More than 400 people tried to cram into the Jackson city council chambers at the meeting on January 24th.
"Over 80 people made comments, and only four of them were against," explains Cynthia Landrum. "We had listened to over two hours of citizen comments, largely in favor of this nondiscrimination ordinance."
To accommodate all those people, the council had to relocate to the Michigan theater to complete the meeting.
Vice mayor and councilmember Derek Dobies says those crowds illustrate the large backing the nondiscrimination ordinance has.
"I think that there's a lot of support, a lot of support from inside the city," he says.

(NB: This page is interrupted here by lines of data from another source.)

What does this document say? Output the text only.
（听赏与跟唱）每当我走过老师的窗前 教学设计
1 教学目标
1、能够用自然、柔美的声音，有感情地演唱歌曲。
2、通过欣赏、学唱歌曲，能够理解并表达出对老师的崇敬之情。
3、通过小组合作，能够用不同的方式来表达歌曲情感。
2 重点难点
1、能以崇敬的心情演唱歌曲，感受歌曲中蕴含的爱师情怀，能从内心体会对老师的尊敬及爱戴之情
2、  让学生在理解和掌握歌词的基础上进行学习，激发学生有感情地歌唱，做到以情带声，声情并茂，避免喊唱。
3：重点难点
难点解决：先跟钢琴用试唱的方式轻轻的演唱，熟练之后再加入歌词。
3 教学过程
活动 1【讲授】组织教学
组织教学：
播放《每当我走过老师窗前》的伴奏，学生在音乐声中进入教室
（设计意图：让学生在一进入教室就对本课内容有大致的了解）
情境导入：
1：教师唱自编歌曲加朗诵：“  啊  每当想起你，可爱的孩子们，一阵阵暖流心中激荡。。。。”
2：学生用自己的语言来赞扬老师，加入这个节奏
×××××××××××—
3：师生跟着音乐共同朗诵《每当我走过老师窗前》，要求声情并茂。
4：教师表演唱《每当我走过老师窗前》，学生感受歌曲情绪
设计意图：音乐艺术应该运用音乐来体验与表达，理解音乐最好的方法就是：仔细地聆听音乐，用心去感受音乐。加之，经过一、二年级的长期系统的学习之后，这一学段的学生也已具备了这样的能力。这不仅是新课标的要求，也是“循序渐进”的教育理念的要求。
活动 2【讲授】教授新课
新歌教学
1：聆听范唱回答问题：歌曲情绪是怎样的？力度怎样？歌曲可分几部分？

The NDO narrowly escaped the first reading by a 4-3 vote, and councilmembers against the ordinance argue they want more time to look it over, and that there isn't discrimination in Jackson.

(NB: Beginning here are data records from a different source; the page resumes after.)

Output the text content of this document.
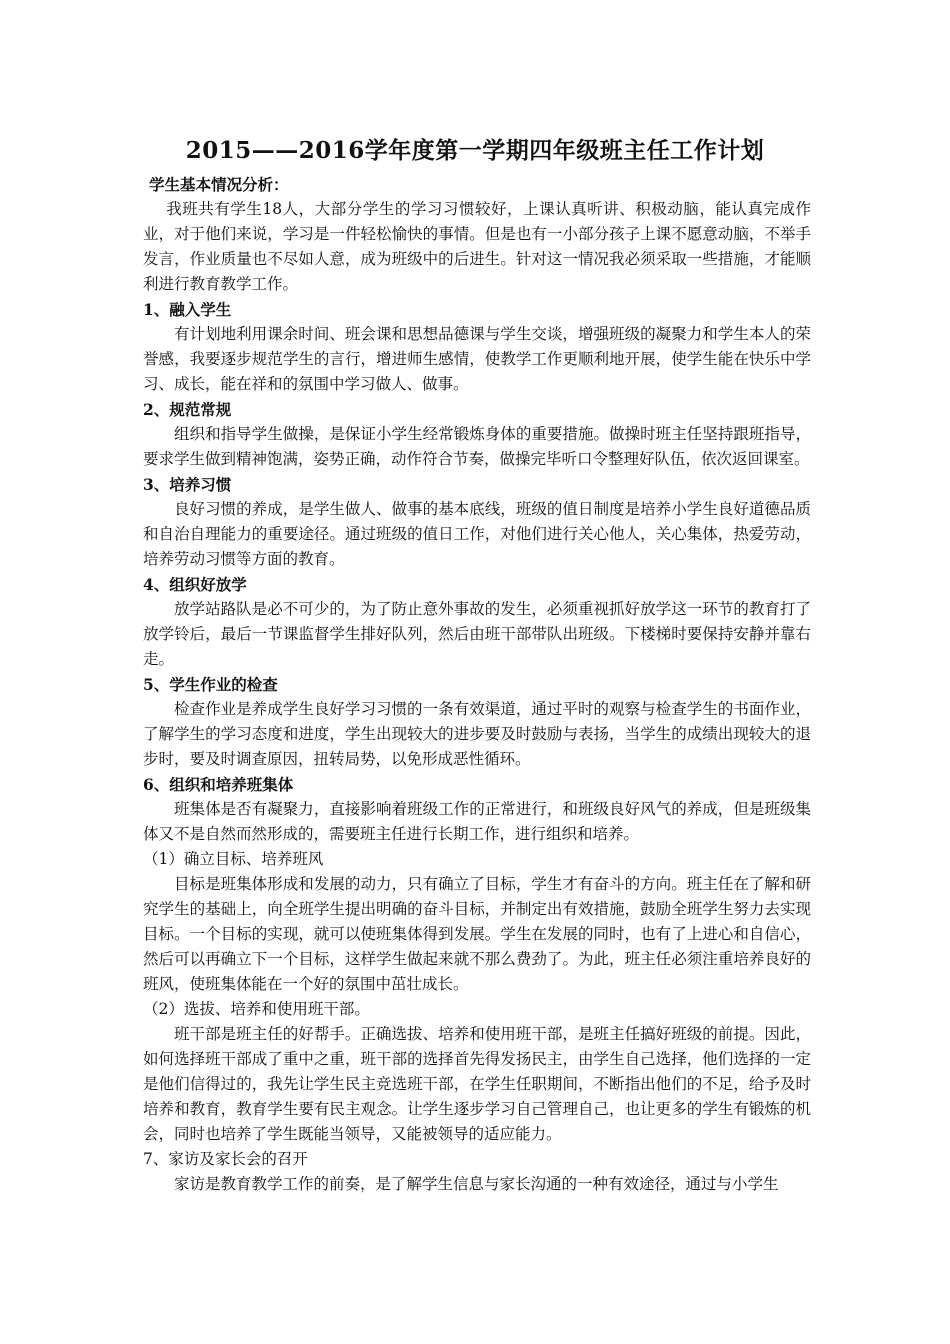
2015——2016学年度第一学期四年级班主任工作计划

学生基本情况分析：

我班共有学生18人，大部分学生的学习习惯较好，上课认真听讲、积极动脑，能认真完成作业，对于他们来说，学习是一件轻松愉快的事情。但是也有一小部分孩子上课不愿意动脑，不举手发言，作业质量也不尽如人意，成为班级中的后进生。针对这一情况我必须采取一些措施，才能顺利进行教育教学工作。

1、融入学生

有计划地利用课余时间、班会课和思想品德课与学生交谈，增强班级的凝聚力和学生本人的荣誉感，我要逐步规范学生的言行，增进师生感情，使教学工作更顺利地开展，使学生能在快乐中学习、成长，能在祥和的氛围中学习做人、做事。

2、规范常规

组织和指导学生做操，是保证小学生经常锻炼身体的重要措施。做操时班主任坚持跟班指导，要求学生做到精神饱满，姿势正确，动作符合节奏，做操完毕听口令整理好队伍，依次返回课室。

3、培养习惯

良好习惯的养成，是学生做人、做事的基本底线，班级的值日制度是培养小学生良好道德品质和自治自理能力的重要途径。通过班级的值日工作，对他们进行关心他人，关心集体，热爱劳动，培养劳动习惯等方面的教育。

4、组织好放学

放学站路队是必不可少的，为了防止意外事故的发生，必须重视抓好放学这一环节的教育打了放学铃后，最后一节课监督学生排好队列，然后由班干部带队出班级。下楼梯时要保持安静并靠右走。

5、学生作业的检查

检查作业是养成学生良好学习习惯的一条有效渠道，通过平时的观察与检查学生的书面作业，了解学生的学习态度和进度，学生出现较大的进步要及时鼓励与表扬，当学生的成绩出现较大的退步时，要及时调查原因，扭转局势，以免形成恶性循环。

6、组织和培养班集体

班集体是否有凝聚力，直接影响着班级工作的正常进行，和班级良好风气的养成，但是班级集体又不是自然而然形成的，需要班主任进行长期工作，进行组织和培养。

（1）确立目标、培养班风

目标是班集体形成和发展的动力，只有确立了目标，学生才有奋斗的方向。班主任在了解和研究学生的基础上，向全班学生提出明确的奋斗目标，并制定出有效措施，鼓励全班学生努力去实现目标。一个目标的实现，就可以使班集体得到发展。学生在发展的同时，也有了上进心和自信心，然后可以再确立下一个目标，这样学生做起来就不那么费劲了。为此，班主任必须注重培养良好的班风，使班集体能在一个好的氛围中茁壮成长。

（2）选拔、培养和使用班干部。

班干部是班主任的好帮手。正确选拔、培养和使用班干部，是班主任搞好班级的前提。因此，如何选择班干部成了重中之重，班干部的选择首先得发扬民主，由学生自己选择，他们选择的一定是他们信得过的，我先让学生民主竞选班干部，在学生任职期间，不断指出他们的不足，给予及时培养和教育，教育学生要有民主观念。让学生逐步学习自己管理自己，也让更多的学生有锻炼的机会，同时也培养了学生既能当领导，又能被领导的适应能力。

7、家访及家长会的召开

家访是教育教学工作的前奏，是了解学生信息与家长沟通的一种有效途径，通过与小学生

If passed, it will protect anyone from being refused business, fired from their job, or denied housing based on their sexuality.

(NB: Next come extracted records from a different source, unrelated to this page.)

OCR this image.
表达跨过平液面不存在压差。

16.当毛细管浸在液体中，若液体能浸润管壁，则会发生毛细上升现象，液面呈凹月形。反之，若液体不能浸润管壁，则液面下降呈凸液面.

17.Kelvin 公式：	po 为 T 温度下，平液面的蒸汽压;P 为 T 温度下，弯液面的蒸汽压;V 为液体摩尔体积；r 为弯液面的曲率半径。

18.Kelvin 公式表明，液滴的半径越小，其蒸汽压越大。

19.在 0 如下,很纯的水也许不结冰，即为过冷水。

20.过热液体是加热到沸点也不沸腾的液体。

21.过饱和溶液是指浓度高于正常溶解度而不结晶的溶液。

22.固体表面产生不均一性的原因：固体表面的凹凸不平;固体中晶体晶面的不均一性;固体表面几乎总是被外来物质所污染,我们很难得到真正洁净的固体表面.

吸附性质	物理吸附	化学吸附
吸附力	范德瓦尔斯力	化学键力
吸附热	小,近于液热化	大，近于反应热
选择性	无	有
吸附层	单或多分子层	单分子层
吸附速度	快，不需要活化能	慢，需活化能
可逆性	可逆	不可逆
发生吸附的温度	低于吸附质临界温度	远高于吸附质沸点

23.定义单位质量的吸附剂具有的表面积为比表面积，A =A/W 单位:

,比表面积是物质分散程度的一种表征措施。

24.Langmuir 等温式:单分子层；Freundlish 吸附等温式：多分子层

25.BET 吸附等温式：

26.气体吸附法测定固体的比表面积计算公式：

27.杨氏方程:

That's why Carl Struble is fighting for it.
"Jackson needs and NDO," he says. "It would be a benefit to the city, and every resident, every school, every child, every working parent, everybody."
People across the city are mostly in favor of the NDO, if not they were largely indifferent.
Those who are raising their voices are businesses across Jackson.
Two of the cities largest businesses, Consumers Energy and Allegiance Health, have staked their support for the NDO, and tons of other businesses have followed suit.
Supporters tell me if it passes, it will improve the city for everyone.
"It makes me feel like Jackson will be a welcoming city," says Struble.
The vote will take place at the Jackson city council meeting on Tuesday, February 7th.